Ms. Vehvilainen concludes with two sets of Mazurkas from the prolific pen of the Szymanowski who takes his cues directly from Chopin and indirectly from Scriabin. Szymanowski addressed the folk form in the 1920s, preferring to make his contributions exotic, almost in the manner of Bartok, especially given the influences of the Tatras region in Szymanowski’s musical diction. The Op. 50 could be mistaken for Bartok’s Bulgarian studies in Mikrokosmos, but their national character as triple-time Polish dances emerges in spite of the polyphonic layering. The highly accented No. 2 works its aggression out in A Major. The evocative No. 3 Moderato varies Chopin harmony and “modernizes” the affect with subtle, shifting staccati. A study piece in B-flat Major, the No. 4 (Allegramente, risoluto) asks for large spans in the course of its serpentine melody. Its quirky rhythms and modality align this assertive piece with the Scriabin mazurkas and their own elusive mixture of musical styles.

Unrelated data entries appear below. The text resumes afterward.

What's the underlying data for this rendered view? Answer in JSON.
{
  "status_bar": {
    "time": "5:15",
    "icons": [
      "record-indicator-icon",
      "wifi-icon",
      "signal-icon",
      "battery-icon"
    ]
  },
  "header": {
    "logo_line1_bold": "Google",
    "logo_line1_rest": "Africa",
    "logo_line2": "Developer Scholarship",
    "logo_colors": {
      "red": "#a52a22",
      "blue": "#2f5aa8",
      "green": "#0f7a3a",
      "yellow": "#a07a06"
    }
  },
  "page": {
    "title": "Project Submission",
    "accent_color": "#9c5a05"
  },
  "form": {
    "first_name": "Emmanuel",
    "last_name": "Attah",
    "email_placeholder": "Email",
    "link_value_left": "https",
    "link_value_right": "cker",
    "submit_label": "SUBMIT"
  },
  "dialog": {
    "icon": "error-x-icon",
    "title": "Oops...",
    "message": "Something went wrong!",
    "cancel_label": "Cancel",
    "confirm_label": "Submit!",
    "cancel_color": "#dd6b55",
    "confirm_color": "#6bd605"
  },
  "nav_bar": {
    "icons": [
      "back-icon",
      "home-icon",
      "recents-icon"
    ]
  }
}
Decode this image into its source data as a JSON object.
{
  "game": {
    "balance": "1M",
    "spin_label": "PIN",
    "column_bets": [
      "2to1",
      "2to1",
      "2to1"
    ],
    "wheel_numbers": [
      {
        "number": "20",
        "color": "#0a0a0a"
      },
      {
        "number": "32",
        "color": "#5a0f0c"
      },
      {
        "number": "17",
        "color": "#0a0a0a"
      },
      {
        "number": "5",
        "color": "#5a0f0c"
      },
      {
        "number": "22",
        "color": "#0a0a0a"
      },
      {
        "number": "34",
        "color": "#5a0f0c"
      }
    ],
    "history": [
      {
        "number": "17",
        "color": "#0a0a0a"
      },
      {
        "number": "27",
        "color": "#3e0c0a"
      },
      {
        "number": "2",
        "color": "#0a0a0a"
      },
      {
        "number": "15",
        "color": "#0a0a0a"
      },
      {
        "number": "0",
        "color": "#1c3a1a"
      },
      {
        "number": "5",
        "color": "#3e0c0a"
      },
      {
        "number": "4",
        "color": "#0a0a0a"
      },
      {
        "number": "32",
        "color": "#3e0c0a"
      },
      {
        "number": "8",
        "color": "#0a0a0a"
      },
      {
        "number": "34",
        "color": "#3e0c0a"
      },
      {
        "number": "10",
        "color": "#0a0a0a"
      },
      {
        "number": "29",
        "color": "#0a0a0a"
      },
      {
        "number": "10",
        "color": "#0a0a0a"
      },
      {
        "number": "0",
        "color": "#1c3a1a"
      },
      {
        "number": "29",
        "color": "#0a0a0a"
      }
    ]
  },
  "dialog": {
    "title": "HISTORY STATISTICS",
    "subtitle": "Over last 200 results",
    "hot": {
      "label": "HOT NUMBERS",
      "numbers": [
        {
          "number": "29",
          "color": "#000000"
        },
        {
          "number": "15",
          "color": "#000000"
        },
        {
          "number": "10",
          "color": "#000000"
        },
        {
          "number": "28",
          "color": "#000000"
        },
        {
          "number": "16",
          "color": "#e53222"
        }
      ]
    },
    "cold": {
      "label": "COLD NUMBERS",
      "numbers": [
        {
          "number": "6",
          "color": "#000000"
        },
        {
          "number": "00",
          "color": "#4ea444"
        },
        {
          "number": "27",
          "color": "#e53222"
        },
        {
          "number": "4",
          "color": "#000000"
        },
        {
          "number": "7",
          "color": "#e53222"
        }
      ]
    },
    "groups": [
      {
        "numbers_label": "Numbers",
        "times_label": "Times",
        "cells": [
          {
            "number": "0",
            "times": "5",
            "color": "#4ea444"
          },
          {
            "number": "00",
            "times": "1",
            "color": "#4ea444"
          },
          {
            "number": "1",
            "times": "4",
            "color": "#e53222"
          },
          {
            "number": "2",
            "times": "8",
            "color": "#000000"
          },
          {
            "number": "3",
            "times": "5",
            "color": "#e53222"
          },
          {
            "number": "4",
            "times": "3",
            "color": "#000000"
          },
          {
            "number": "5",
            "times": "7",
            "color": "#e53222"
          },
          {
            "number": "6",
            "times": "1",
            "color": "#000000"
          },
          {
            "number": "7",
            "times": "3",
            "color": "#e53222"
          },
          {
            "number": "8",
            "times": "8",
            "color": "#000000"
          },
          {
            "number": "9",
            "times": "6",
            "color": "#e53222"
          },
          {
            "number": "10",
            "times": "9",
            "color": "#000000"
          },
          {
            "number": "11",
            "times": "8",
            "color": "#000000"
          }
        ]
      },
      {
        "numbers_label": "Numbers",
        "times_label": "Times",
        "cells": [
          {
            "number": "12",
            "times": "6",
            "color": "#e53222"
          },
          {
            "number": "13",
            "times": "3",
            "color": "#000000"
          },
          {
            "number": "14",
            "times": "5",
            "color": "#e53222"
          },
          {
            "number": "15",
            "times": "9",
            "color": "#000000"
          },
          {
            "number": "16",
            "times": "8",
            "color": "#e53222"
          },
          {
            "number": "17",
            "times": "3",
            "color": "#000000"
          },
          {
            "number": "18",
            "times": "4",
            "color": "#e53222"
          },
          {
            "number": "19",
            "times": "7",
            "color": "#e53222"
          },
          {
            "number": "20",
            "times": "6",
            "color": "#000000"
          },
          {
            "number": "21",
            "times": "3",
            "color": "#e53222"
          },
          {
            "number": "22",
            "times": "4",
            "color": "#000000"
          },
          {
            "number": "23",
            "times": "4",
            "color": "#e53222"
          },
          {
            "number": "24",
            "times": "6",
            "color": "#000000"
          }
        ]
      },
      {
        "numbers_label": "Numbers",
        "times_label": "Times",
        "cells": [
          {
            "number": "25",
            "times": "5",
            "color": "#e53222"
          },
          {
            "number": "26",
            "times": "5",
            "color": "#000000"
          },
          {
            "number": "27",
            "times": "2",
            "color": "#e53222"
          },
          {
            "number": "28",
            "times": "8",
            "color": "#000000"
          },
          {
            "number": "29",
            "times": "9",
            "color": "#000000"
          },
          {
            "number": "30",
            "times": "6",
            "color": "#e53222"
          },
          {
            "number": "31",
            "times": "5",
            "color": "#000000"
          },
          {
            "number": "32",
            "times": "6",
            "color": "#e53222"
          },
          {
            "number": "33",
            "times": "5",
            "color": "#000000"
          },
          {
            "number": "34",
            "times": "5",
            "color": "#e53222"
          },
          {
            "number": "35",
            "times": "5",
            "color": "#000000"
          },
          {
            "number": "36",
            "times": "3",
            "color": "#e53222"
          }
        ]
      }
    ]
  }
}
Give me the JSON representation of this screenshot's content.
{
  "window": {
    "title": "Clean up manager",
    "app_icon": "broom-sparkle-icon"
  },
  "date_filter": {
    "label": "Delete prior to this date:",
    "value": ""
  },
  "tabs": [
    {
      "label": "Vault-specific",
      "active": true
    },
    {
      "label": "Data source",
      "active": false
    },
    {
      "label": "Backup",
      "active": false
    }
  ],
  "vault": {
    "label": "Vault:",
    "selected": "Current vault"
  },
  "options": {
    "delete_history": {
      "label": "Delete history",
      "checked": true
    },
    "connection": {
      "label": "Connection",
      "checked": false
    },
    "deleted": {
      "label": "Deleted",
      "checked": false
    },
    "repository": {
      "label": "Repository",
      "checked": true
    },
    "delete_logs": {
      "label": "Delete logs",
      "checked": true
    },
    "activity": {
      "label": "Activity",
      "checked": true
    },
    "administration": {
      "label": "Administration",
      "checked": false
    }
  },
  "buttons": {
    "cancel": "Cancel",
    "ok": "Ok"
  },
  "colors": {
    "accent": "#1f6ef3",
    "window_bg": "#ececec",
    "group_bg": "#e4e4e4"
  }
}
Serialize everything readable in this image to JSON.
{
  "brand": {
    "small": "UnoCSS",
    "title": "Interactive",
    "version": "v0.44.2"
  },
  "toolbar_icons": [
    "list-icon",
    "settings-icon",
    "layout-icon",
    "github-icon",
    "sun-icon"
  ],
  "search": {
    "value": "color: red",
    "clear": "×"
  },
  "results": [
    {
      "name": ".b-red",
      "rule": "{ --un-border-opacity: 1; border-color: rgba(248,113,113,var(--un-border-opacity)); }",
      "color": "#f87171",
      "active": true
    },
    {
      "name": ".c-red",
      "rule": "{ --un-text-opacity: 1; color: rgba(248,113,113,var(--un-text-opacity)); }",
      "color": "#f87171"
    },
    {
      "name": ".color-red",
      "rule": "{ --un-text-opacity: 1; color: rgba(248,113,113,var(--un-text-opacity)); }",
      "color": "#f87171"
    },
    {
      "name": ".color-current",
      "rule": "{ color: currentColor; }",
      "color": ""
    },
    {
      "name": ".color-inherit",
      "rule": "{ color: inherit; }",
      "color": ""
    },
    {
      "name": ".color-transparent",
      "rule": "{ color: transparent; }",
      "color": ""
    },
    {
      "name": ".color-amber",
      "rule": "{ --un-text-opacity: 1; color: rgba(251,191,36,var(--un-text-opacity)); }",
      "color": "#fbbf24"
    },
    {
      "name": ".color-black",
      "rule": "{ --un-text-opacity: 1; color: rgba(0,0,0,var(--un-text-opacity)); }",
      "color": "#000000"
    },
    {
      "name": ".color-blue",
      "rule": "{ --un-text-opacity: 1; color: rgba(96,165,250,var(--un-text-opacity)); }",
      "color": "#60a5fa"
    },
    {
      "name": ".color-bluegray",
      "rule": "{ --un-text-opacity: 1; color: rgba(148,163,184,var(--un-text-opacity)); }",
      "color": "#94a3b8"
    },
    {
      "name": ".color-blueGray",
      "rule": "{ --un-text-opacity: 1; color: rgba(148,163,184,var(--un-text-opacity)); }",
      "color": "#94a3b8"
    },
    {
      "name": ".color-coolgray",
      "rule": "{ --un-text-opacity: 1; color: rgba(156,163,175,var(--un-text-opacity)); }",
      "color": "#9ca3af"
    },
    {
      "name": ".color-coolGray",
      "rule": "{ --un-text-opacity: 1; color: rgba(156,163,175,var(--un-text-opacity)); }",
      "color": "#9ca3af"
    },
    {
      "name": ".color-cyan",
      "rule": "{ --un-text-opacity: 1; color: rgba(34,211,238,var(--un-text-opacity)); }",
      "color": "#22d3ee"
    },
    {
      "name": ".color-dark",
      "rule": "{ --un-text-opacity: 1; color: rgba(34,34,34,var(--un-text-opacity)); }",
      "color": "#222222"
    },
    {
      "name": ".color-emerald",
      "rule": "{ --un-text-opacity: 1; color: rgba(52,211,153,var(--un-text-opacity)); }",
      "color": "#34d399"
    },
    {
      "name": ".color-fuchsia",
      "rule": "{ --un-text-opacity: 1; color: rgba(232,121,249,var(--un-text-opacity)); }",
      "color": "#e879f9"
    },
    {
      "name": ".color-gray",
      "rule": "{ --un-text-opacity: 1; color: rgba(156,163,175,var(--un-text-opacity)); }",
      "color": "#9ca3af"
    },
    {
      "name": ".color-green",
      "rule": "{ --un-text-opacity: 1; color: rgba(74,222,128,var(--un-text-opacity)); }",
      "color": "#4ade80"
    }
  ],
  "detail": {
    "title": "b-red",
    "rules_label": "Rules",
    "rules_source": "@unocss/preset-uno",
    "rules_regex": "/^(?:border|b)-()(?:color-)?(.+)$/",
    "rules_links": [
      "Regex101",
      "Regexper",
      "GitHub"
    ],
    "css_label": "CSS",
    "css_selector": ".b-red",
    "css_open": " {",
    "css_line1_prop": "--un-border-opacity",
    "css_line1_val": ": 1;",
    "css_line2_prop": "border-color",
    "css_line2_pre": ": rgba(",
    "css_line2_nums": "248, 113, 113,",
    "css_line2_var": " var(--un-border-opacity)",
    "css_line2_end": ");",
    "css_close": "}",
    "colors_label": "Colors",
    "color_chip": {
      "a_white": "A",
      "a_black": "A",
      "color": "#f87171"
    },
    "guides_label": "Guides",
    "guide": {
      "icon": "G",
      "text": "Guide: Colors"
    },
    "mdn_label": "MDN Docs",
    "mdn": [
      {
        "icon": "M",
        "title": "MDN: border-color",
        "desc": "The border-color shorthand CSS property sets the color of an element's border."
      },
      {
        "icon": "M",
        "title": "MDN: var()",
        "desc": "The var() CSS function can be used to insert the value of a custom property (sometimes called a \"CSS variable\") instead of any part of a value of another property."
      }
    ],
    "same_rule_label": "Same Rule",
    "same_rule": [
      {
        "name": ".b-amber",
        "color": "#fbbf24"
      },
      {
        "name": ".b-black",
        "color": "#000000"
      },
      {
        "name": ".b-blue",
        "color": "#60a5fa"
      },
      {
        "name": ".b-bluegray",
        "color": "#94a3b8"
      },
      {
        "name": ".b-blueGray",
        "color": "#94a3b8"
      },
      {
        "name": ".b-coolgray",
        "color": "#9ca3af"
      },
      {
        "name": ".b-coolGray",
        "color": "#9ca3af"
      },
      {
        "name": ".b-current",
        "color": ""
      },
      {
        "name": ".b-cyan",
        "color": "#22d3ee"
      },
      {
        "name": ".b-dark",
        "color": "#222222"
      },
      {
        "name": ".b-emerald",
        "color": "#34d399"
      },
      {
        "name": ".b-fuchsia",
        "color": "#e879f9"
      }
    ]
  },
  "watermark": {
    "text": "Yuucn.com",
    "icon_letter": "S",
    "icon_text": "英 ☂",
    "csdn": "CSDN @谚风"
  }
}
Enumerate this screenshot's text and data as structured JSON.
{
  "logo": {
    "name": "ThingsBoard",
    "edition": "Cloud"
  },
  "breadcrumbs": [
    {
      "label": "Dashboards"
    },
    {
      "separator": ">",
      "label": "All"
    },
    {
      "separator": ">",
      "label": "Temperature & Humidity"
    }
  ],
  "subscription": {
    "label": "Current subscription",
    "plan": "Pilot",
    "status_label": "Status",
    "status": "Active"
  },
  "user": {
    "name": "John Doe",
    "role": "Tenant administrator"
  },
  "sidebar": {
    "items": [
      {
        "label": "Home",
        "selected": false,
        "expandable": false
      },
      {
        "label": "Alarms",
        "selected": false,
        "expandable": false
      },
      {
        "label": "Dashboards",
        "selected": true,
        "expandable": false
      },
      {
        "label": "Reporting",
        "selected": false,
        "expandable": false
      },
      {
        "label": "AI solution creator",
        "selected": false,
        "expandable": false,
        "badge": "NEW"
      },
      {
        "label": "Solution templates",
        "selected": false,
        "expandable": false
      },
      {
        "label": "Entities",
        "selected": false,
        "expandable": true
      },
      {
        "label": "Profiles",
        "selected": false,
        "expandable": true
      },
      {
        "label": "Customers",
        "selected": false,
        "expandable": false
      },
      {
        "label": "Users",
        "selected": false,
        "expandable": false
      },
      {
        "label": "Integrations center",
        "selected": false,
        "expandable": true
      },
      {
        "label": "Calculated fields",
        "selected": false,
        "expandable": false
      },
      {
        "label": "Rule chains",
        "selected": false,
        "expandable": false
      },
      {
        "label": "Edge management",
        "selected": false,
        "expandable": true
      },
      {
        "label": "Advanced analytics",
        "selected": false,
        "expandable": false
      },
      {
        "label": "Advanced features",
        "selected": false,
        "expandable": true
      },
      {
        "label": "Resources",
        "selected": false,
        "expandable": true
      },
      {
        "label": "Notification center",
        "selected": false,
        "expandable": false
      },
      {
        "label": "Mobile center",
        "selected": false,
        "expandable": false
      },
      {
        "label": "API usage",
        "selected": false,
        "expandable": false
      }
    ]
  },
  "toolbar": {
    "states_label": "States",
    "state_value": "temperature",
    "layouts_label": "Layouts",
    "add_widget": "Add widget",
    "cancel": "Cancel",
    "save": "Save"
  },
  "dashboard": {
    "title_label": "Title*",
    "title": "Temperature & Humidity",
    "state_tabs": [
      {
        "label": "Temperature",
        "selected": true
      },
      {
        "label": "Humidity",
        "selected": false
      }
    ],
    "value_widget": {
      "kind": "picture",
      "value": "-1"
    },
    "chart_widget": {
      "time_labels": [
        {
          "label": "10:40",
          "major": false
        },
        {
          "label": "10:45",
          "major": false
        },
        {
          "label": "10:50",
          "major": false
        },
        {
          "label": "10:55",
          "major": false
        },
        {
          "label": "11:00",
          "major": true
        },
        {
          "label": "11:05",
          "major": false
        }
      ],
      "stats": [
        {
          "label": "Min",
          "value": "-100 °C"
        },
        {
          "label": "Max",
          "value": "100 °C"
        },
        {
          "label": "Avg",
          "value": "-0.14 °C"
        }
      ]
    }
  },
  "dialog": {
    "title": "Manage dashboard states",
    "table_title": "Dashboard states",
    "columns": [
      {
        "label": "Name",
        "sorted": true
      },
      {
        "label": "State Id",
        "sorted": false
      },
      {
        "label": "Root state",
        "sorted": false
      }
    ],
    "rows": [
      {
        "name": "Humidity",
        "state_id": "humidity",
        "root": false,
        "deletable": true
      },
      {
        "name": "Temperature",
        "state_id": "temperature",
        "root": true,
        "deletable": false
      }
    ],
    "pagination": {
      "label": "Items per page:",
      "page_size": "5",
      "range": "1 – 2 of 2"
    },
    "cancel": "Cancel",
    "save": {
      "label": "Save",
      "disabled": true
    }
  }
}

Szymanowski ended his career with Two Mazurkas, Op. 62 (1933-1934). More liquid than national dance, the first (Allegretto grazioso) becomes obsessively repetitive even while its bittersweet progression wends its way in nostalgic riffs whose sadness reminds us of Brahms. Scriabin again whispers in Szymanowski’s ear in the second piece (Moderato), but the lively impulse might nod to Bartok. An element of modal plainchant informs the development, rife with pearly ornaments. The stately processional has an improvised character, touched by wistful reminiscence.